Parmi les genres littéraires qui ont su prédire l’avenir, la science-fiction occupe évidemment une place prépondérante. Au fil des ans, nous avons vu plusieurs exemples de cette capacité de précognition : le cyberespace esquissé par William Gibson dans Neuromante est désormais une réalité consolidée, les journaux en ligne et les tablettes qui regardent 2001 : L’odyssée de l’espace d’Arthur C. Clarke sont désormais au centre de nos journées et les inquiétudes dues à l’omniprésence de la surveillance que George Orwell avait exprimées dans 1984 s’est avéré plus fondé que prévu.
Même au sein des bureaux du ministère français de la Défense, ces développements sont clairement présents : en 2019, le ministère des Armées a créé la soi-disant « équipe rouge », c’est-à-dire un groupe composé de futurologues et d’auteurs de science-fiction qui ont lié leurs carrières à la capacité d’esquisser des développements encore inconnus. Leur tâche est de prédire les futurs scénarios de guerre qui pourraient déchirer l’Europe et le monde entier.
Le groupe est composé de visages connus de la culture pop d’outre-Alpes, sélectionnés par un comité scientifique spécial de l’Université Paris Sciences & Lettres et caractérisés par la capacité à porter un regard inédit, original et créatif vers un avenir possible . On y retrouve l’écrivain Laurent Genefort (lauréat du Grand Prix de l’Imaginaire en 1995 avec son roman Arago), le scénariste Xavier Dorison et le dessinateur et dessinateur belge François Schuiten, connu pour sa série de romans graphiques Les villes sombres et pour l’application de la réalité augmentée à la bande dessinée.

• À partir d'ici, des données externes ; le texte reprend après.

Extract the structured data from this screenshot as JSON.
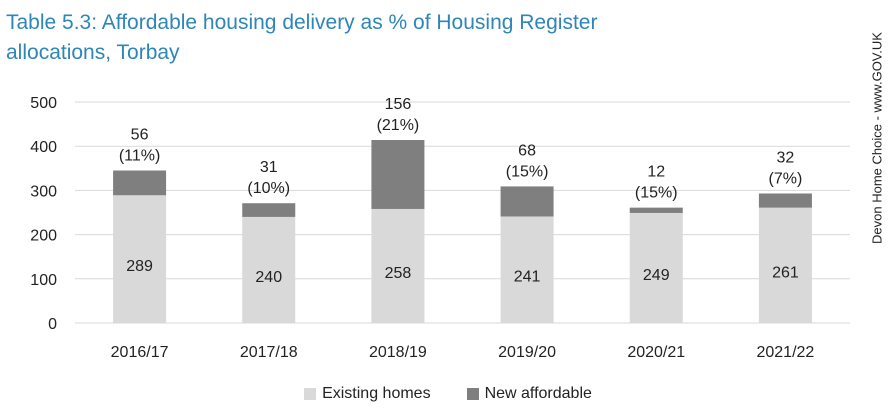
{
  "chart_data": {
    "type": "bar",
    "stacked": true,
    "title": "Table 5.3: Affordable housing delivery as % of Housing Register allocations, Torbay",
    "source_note": "Devon Home Choice - www.GOV.UK",
    "xlabel": "",
    "ylabel": "",
    "ylim": [
      0,
      500
    ],
    "yticks": [
      0,
      100,
      200,
      300,
      400,
      500
    ],
    "grid": true,
    "legend_position": "bottom",
    "categories": [
      "2016/17",
      "2017/18",
      "2018/19",
      "2019/20",
      "2020/21",
      "2021/22"
    ],
    "series": [
      {
        "name": "Existing homes",
        "color": "#d9d9d9",
        "values": [
          289,
          240,
          258,
          241,
          249,
          261
        ]
      },
      {
        "name": "New affordable",
        "color": "#7f7f7f",
        "values": [
          56,
          31,
          156,
          68,
          12,
          32
        ]
      }
    ],
    "top_labels": [
      {
        "count": "56",
        "pct": "(11%)"
      },
      {
        "count": "31",
        "pct": "(10%)"
      },
      {
        "count": "156",
        "pct": "(21%)"
      },
      {
        "count": "68",
        "pct": "(15%)"
      },
      {
        "count": "12",
        "pct": "(15%)"
      },
      {
        "count": "32",
        "pct": "(7%)"
      }
    ]
  },
  "colors": {
    "title": "#2e86b8",
    "grid": "#d9d9d9",
    "text": "#222222"
  }
}
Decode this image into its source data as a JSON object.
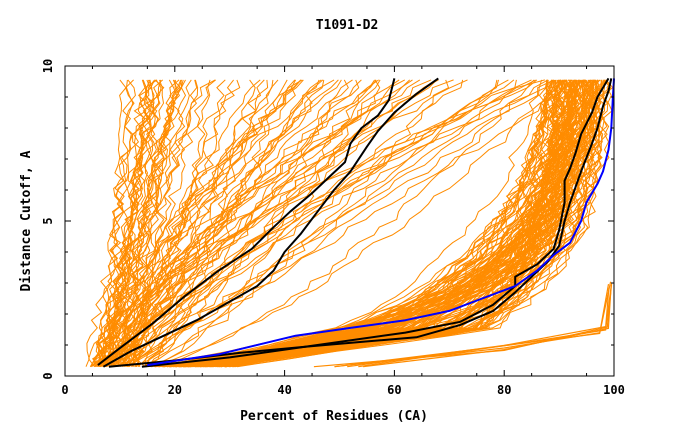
{
  "chart_data": {
    "type": "line",
    "title": "T1091-D2",
    "xlabel": "Percent of Residues (CA)",
    "ylabel": "Distance Cutoff, A",
    "xlim": [
      0,
      100
    ],
    "ylim": [
      0,
      10
    ],
    "x_ticks": [
      "0",
      "20",
      "40",
      "60",
      "80",
      "100"
    ],
    "y_ticks": [
      "0",
      "5",
      "10"
    ],
    "grid": false,
    "colors": {
      "background_curves": "#ff8c00",
      "highlight_black": "#000000",
      "highlight_blue": "#0000ff"
    },
    "highlighted_series": [
      {
        "color": "#000000",
        "points": [
          [
            7,
            0.3
          ],
          [
            12,
            0.8
          ],
          [
            18,
            1.3
          ],
          [
            24,
            1.8
          ],
          [
            30,
            2.4
          ],
          [
            35,
            2.9
          ],
          [
            38,
            3.4
          ],
          [
            40,
            4.0
          ],
          [
            43,
            4.6
          ],
          [
            46,
            5.3
          ],
          [
            49,
            6.0
          ],
          [
            52,
            6.6
          ],
          [
            55,
            7.4
          ],
          [
            57,
            7.9
          ],
          [
            60,
            8.5
          ],
          [
            64,
            9.1
          ],
          [
            68,
            9.6
          ]
        ]
      },
      {
        "color": "#000000",
        "points": [
          [
            6,
            0.35
          ],
          [
            10,
            0.9
          ],
          [
            16,
            1.7
          ],
          [
            22,
            2.6
          ],
          [
            28,
            3.4
          ],
          [
            34,
            4.1
          ],
          [
            38,
            4.8
          ],
          [
            41,
            5.3
          ],
          [
            45,
            5.9
          ],
          [
            48,
            6.4
          ],
          [
            51,
            6.9
          ],
          [
            52,
            7.5
          ],
          [
            54,
            8.0
          ],
          [
            57,
            8.4
          ],
          [
            59,
            8.9
          ],
          [
            60,
            9.6
          ]
        ]
      },
      {
        "color": "#000000",
        "points": [
          [
            8,
            0.3
          ],
          [
            20,
            0.5
          ],
          [
            32,
            0.75
          ],
          [
            44,
            0.95
          ],
          [
            54,
            1.1
          ],
          [
            64,
            1.25
          ],
          [
            72,
            1.65
          ],
          [
            78,
            2.1
          ],
          [
            82,
            2.7
          ],
          [
            85,
            3.2
          ],
          [
            88,
            3.7
          ],
          [
            90,
            4.2
          ],
          [
            91,
            5.0
          ],
          [
            92,
            5.6
          ],
          [
            93,
            6.1
          ],
          [
            94,
            6.6
          ],
          [
            96,
            7.5
          ],
          [
            97,
            8.0
          ],
          [
            98,
            8.7
          ],
          [
            99,
            9.2
          ],
          [
            99.5,
            9.6
          ]
        ]
      },
      {
        "color": "#000000",
        "points": [
          [
            14,
            0.3
          ],
          [
            30,
            0.6
          ],
          [
            46,
            1.0
          ],
          [
            62,
            1.4
          ],
          [
            72,
            1.75
          ],
          [
            78,
            2.3
          ],
          [
            82,
            2.9
          ],
          [
            82,
            3.2
          ],
          [
            86,
            3.6
          ],
          [
            89,
            4.1
          ],
          [
            90,
            4.7
          ],
          [
            91,
            5.6
          ],
          [
            91,
            6.3
          ],
          [
            92,
            6.7
          ],
          [
            93,
            7.2
          ],
          [
            94,
            7.8
          ],
          [
            96,
            8.5
          ],
          [
            97,
            9.0
          ],
          [
            99,
            9.6
          ]
        ]
      },
      {
        "color": "#0000ff",
        "points": [
          [
            15,
            0.35
          ],
          [
            28,
            0.7
          ],
          [
            42,
            1.3
          ],
          [
            52,
            1.55
          ],
          [
            62,
            1.8
          ],
          [
            70,
            2.1
          ],
          [
            76,
            2.5
          ],
          [
            82,
            2.9
          ],
          [
            86,
            3.4
          ],
          [
            89,
            3.9
          ],
          [
            92,
            4.3
          ],
          [
            94,
            5.0
          ],
          [
            95,
            5.6
          ],
          [
            97,
            6.2
          ],
          [
            98,
            6.6
          ],
          [
            99,
            7.3
          ],
          [
            99.5,
            8.0
          ],
          [
            99.8,
            9.0
          ],
          [
            100,
            9.6
          ]
        ]
      }
    ]
  }
}
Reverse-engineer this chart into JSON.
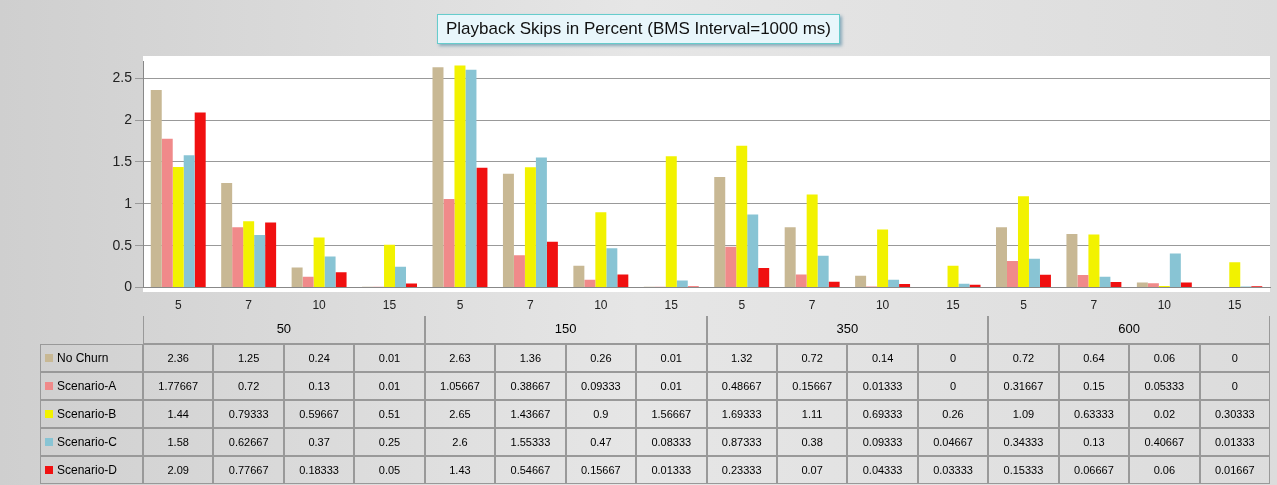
{
  "chart_data": {
    "type": "bar",
    "title": "Playback Skips in Percent  (BMS Interval=1000 ms)",
    "categories": [
      "5",
      "7",
      "10",
      "15",
      "5",
      "7",
      "10",
      "15",
      "5",
      "7",
      "10",
      "15",
      "5",
      "7",
      "10",
      "15"
    ],
    "annotations": [
      "50",
      "150",
      "350",
      "600"
    ],
    "series": [
      {
        "name": "No Churn",
        "color": "#c8b894",
        "values": [
          2.36,
          1.25,
          0.24,
          0.01,
          2.63,
          1.36,
          0.26,
          0.01,
          1.32,
          0.72,
          0.14,
          0,
          0.72,
          0.64,
          0.06,
          0
        ]
      },
      {
        "name": "Scenario-A",
        "color": "#f08a8a",
        "values": [
          1.77667,
          0.72,
          0.13,
          0.01,
          1.05667,
          0.38667,
          0.09333,
          0.01,
          0.48667,
          0.15667,
          0.01333,
          0,
          0.31667,
          0.15,
          0.05333,
          0
        ]
      },
      {
        "name": "Scenario-B",
        "color": "#f2f200",
        "values": [
          1.44,
          0.79333,
          0.59667,
          0.51,
          2.65,
          1.43667,
          0.9,
          1.56667,
          1.69333,
          1.11,
          0.69333,
          0.26,
          1.09,
          0.63333,
          0.02,
          0.30333
        ]
      },
      {
        "name": "Scenario-C",
        "color": "#88c4d4",
        "values": [
          1.58,
          0.62667,
          0.37,
          0.25,
          2.6,
          1.55333,
          0.47,
          0.08333,
          0.87333,
          0.38,
          0.09333,
          0.04667,
          0.34333,
          0.13,
          0.40667,
          0.01333
        ]
      },
      {
        "name": "Scenario-D",
        "color": "#f01010",
        "values": [
          2.09,
          0.77667,
          0.18333,
          0.05,
          1.43,
          0.54667,
          0.15667,
          0.01333,
          0.23333,
          0.07,
          0.04333,
          0.03333,
          0.15333,
          0.06667,
          0.06,
          0.01667
        ]
      }
    ],
    "ylim": [
      0,
      2.7
    ],
    "yticks": [
      0,
      0.5,
      1,
      1.5,
      2,
      2.5
    ],
    "grid": "y",
    "data_labels": true,
    "legend": "bottom left"
  }
}
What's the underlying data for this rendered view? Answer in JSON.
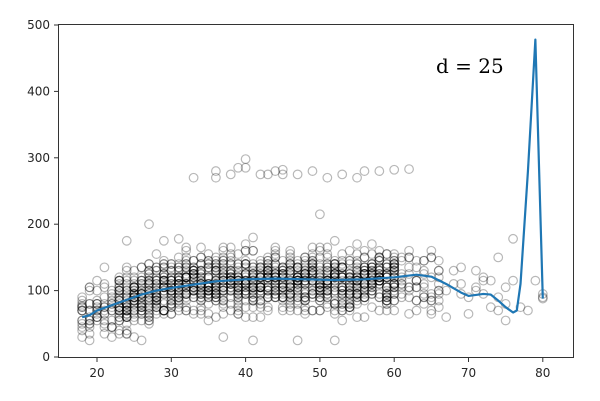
{
  "chart_data": {
    "type": "scatter",
    "title": "",
    "xlabel": "",
    "ylabel": "",
    "xlim": [
      16.5,
      82.5
    ],
    "ylim": [
      0,
      500
    ],
    "grid": false,
    "x_ticks": [
      20,
      30,
      40,
      50,
      60,
      70,
      80
    ],
    "y_ticks": [
      0,
      100,
      200,
      300,
      400,
      500
    ],
    "annotation": "d = 25",
    "series": [
      {
        "name": "observations",
        "type": "scatter",
        "marker": "hollow-circle",
        "color": "#000000",
        "alpha": 0.25,
        "description": "Dense cloud of points for x in 18-80, mostly y 30-220, with a band of outliers near y 270-300 for x 33-62"
      },
      {
        "name": "polynomial fit (degree 25)",
        "type": "line",
        "color": "#1f77b4",
        "x": [
          18,
          19,
          20,
          22,
          24,
          26,
          28,
          30,
          33,
          36,
          40,
          44,
          48,
          52,
          56,
          60,
          63,
          65,
          67,
          69,
          70,
          72,
          73,
          74,
          75,
          76,
          76.5,
          77,
          78,
          79,
          80
        ],
        "y": [
          60,
          63,
          70,
          78,
          86,
          94,
          100,
          104,
          109,
          114,
          117,
          118,
          117,
          116,
          117,
          120,
          124,
          121,
          110,
          97,
          92,
          95,
          94,
          85,
          75,
          67,
          70,
          110,
          280,
          478,
          88
        ]
      }
    ]
  },
  "labels": {
    "annotation": "d = 25",
    "x_ticks": [
      "20",
      "30",
      "40",
      "50",
      "60",
      "70",
      "80"
    ],
    "y_ticks": [
      "0",
      "100",
      "200",
      "300",
      "400",
      "500"
    ]
  }
}
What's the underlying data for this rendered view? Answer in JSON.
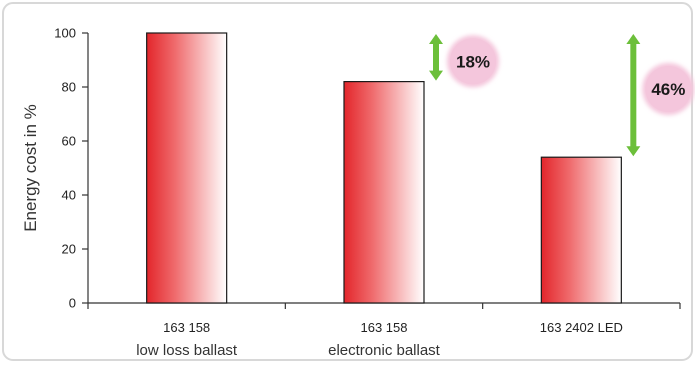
{
  "chart_data": {
    "type": "bar",
    "title": "",
    "ylabel": "Energy cost in %",
    "xlabel": "",
    "ylim": [
      0,
      100
    ],
    "yticks": [
      0,
      20,
      40,
      60,
      80,
      100
    ],
    "grid": false,
    "categories": [
      {
        "line1": "163 158",
        "line2": "low loss ballast"
      },
      {
        "line1": "163 158",
        "line2": "electronic ballast"
      },
      {
        "line1": "163 2402 LED",
        "line2": ""
      }
    ],
    "values": [
      100,
      82,
      54
    ],
    "annotations": [
      {
        "category_index": 1,
        "text": "18%",
        "from": 82,
        "to": 100
      },
      {
        "category_index": 2,
        "text": "46%",
        "from": 54,
        "to": 100
      }
    ],
    "colors": {
      "bar_dark": "#e3262b",
      "bar_light": "#ffffff",
      "bar_border": "#1a1a1a",
      "arrow": "#6cbf3a",
      "bubble": "#f4c6dc",
      "axis": "#333333",
      "outer_frame": "#cfcfcf"
    }
  }
}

Le projet Red Team a été divisé en quatre saisons : dans la première, qui s’est achevée l’an dernier, le groupe a développé deux tomes destinés à l’école : Chronique d’une mort culturelle annoncée, qui imagine une société de communautés virtuelles lors d’un attentat bioterroriste ; Et La Sublime Porte rouvrequi anticipe une mutation technologique destinée à modifier en profondeur les liturgies de guerre et les règles de combat traditionnelles.
Dans le premier scénario (un roman à part entière), la création de « sphères sûres » a radicalement changé la façon dont les gens interagissent avec la réalité. Les individus peuvent choisir de faire partie de réalités alternatives qui reflètent pleinement leurs affinités et leurs intérêts (croyances religieuses, identités), excluant toute forme de contradiction et diabolisant le sens critique – comme vous l’avez peut-être deviné, un avenir pas trop éloigné du Métaverse de Zuckerberg et par un débat désormais asphyxié, marqué par la fermeture à ceux qui ont des opinions trop différentes des nôtres et par une polarisation croissante des idées.
Le résultat attendu est que, d’ici 2040, 90 % des Européens seront membres d’une bulle alternative et perdront la capacité de partager un monde réel commun caractérisé par des points de vue différents sur les choses. Dans la ville fictive de Big City, le gouvernement s’effondre face à l’avancée de ces zones de sécurité, et la population s’équilibre progressivement. En 2045, la menace d’une attaque bioterroriste porte le coup final et déstabilisateur à la ville, qui entre-temps paie cher l’évolution du réchauffement climatique. Une véritable guerre cognitive éclate entre des sphères sûres concurrentes, dans lesquelles informations confuses et meurtres de personnages représentent des événements à l’ordre du jour. Au milieu de cet environnement hautement instable et incertain, l’armée française est contrainte d’intervenir pour évacuer certaines populations sur ordre de l’Union européenne, dans ce qu’on appelle la campagne d’Omanyd.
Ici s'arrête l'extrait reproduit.